Donelson, along with scholars at Pennsylvania State University, was awarded a grant of $5,000 from the American Philosophical Association (APA) to fund their Policing, Policy, and Philosophy Initiative (3PI). According to Donelson, this is one of the first projects that is dedicated to policing that the APA has funded.

“Traditionally, philosophers write a lot about crime,” says Donelson. “Why we commit crimes, why crimes are bad, and which things are criminalized and the like, but policing is relatively new for philosophers to talk about.”

Since this is a relatively new field of research for philosophers, Donelson says there are still many questions for scholars to explore.

“A lot of philosophers are drawn to thinking that the just political order is democratic. So how does that commitment to democracy translate to police who are often not democratically accountable?” Donelson continues. “Philosophers like to say things like, ‘We should have procedural justice,’ but what does that look like in this particular domain? Because before you can put anyone in jail, or talk about the good reasons for doing so, before any of that happens, crime has to be investigated.”

The aim of the project is to “foster collaboration among philosophers and ethicists who study policing, with the goal of connecting their work to ongoing policy debates,” according to the 3PI website. The APA grant acts as seed money to help get the work off the ground.

“The idea was to bring a kind of new, nascent group of scholars who were all interested in policing all in one place and put them in contact with policymakers,” he says.

Donelson began his work on 3PI when he was still working at Penn State, where he was teaching before joining the Chicago-Kent faculty in fall 2022. When he moved to Chicago-Kent, the project expanded.

“We knew already that if this group was to be successful, it can’t just be at Penn State. This is supposed to be at least national, if not international, in scope, so it’s a good thing that one of the major organizers will not be at Penn State,” says Donelson. “Chicago, being a major metropolis with a major police force, is a place where people think a lot about policing.”

This grant allowed the group to secure a second grant from Penn State’s Rock Ethics Institute, and the group hopes it will open up other sources of funding, too.

The group has big plans, one of which is to organize an event at Chicago-Kent in April 2024.

“This event will try to bring scholars and policymakers into contact at the same event.

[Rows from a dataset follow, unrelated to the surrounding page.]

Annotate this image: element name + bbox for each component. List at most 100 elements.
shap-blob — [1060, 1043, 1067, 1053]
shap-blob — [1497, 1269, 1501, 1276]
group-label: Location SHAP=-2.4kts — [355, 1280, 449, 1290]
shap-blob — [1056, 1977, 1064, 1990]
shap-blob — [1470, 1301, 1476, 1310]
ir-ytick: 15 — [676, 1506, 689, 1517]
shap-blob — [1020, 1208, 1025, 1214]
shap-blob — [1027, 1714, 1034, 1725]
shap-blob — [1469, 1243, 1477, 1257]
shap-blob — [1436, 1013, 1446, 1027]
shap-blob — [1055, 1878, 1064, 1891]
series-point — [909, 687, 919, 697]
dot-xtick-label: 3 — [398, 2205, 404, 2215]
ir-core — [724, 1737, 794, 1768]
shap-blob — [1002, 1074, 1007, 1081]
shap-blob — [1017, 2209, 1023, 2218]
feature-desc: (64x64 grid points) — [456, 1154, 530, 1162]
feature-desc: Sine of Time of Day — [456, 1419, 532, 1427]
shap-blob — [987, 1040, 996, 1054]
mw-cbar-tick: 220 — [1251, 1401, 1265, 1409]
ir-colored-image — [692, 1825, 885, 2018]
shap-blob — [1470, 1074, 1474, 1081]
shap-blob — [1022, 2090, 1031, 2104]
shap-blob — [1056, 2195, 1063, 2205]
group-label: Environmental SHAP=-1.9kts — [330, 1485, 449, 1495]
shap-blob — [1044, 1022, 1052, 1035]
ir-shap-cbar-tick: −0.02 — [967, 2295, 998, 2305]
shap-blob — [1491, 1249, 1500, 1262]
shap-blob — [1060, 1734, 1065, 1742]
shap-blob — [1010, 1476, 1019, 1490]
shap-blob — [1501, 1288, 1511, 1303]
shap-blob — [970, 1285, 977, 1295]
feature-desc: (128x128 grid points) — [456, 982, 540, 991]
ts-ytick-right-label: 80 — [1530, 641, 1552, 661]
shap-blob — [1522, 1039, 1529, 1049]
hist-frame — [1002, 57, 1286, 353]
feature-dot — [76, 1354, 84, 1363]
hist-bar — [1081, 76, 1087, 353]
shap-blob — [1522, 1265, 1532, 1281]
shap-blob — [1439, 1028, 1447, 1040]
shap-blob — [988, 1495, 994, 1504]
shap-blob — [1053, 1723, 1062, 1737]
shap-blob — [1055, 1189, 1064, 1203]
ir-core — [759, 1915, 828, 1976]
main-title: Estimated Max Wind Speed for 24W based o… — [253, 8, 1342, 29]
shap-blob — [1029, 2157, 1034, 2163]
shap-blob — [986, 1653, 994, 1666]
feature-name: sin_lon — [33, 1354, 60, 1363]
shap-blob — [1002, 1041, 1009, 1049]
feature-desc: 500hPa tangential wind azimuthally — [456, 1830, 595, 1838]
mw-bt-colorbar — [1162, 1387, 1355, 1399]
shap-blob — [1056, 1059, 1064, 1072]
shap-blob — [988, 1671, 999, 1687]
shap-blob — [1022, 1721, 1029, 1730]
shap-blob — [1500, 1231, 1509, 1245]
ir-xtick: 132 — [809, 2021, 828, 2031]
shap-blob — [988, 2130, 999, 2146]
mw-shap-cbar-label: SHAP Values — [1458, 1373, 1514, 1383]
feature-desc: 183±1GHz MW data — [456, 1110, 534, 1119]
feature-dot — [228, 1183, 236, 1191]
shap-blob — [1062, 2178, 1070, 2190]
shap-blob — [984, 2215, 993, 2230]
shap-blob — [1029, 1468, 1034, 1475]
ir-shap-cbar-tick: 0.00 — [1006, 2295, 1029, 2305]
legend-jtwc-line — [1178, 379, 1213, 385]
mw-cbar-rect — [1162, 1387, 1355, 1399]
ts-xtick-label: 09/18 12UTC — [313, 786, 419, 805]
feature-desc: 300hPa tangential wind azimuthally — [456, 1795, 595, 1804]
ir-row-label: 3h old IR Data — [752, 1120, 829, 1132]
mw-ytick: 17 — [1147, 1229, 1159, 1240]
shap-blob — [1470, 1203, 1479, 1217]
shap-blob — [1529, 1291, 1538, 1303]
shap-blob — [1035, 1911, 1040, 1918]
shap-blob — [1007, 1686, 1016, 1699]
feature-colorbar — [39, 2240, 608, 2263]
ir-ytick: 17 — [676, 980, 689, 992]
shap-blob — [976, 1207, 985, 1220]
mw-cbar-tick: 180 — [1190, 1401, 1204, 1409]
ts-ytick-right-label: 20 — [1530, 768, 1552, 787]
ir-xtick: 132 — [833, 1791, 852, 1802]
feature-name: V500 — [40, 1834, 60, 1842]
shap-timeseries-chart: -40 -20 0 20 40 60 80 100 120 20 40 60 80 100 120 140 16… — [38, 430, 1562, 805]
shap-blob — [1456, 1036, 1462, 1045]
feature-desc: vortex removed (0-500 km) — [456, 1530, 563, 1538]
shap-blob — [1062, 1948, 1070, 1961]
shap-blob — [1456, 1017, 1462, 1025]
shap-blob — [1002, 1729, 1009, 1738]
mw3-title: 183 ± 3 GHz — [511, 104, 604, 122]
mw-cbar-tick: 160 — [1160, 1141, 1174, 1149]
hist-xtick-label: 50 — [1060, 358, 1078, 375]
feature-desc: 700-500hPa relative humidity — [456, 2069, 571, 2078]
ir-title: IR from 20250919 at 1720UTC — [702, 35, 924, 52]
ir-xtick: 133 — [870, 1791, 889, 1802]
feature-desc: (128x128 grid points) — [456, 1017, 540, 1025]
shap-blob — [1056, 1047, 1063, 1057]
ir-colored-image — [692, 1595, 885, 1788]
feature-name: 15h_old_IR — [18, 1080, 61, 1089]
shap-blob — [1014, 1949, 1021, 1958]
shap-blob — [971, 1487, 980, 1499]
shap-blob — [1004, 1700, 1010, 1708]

That’s something that doesn’t happen as much as it could,” says Donelson. “With philosophy in particular, I don’t think that happens nearly as often as it should.”

The group is also building a bibliography of philosophy research into policing. It can serve not only as an information hub, but also an impetus to urge other scholars to explore the topic in their own research. The group is hoping for “disciplinary diversity,” which Donelson is already contributing by specializing his research in the legal realm.

“It’s something that philosophers in general don’t think a lot about, but if you’re someone who works in the legal academy and thinks about crime and punishment and policing, you have to think about how it is that police work is done,” says Donelson. “How should that be conducted and what should be the rules to govern that?”

Donelson is one of four primary organizers. The other three are Ben Jones, assistant director of the Rock Ethics Institute; Désirée Lim, the Catherine Shultz Rein Early Career Professor and an assistant professor of philosophy at Penn State; and Eduardo Mendieta, professor of philosophy at Penn State.

“Dozens of people of color are killed by police every year. Now because there is a national narrative about it, each one of these is going to be looked at with scrutiny, and we’re going to revisit these questions,” Donelson says. “Questions that used to be what only radicals were thinking, now are mainstream.”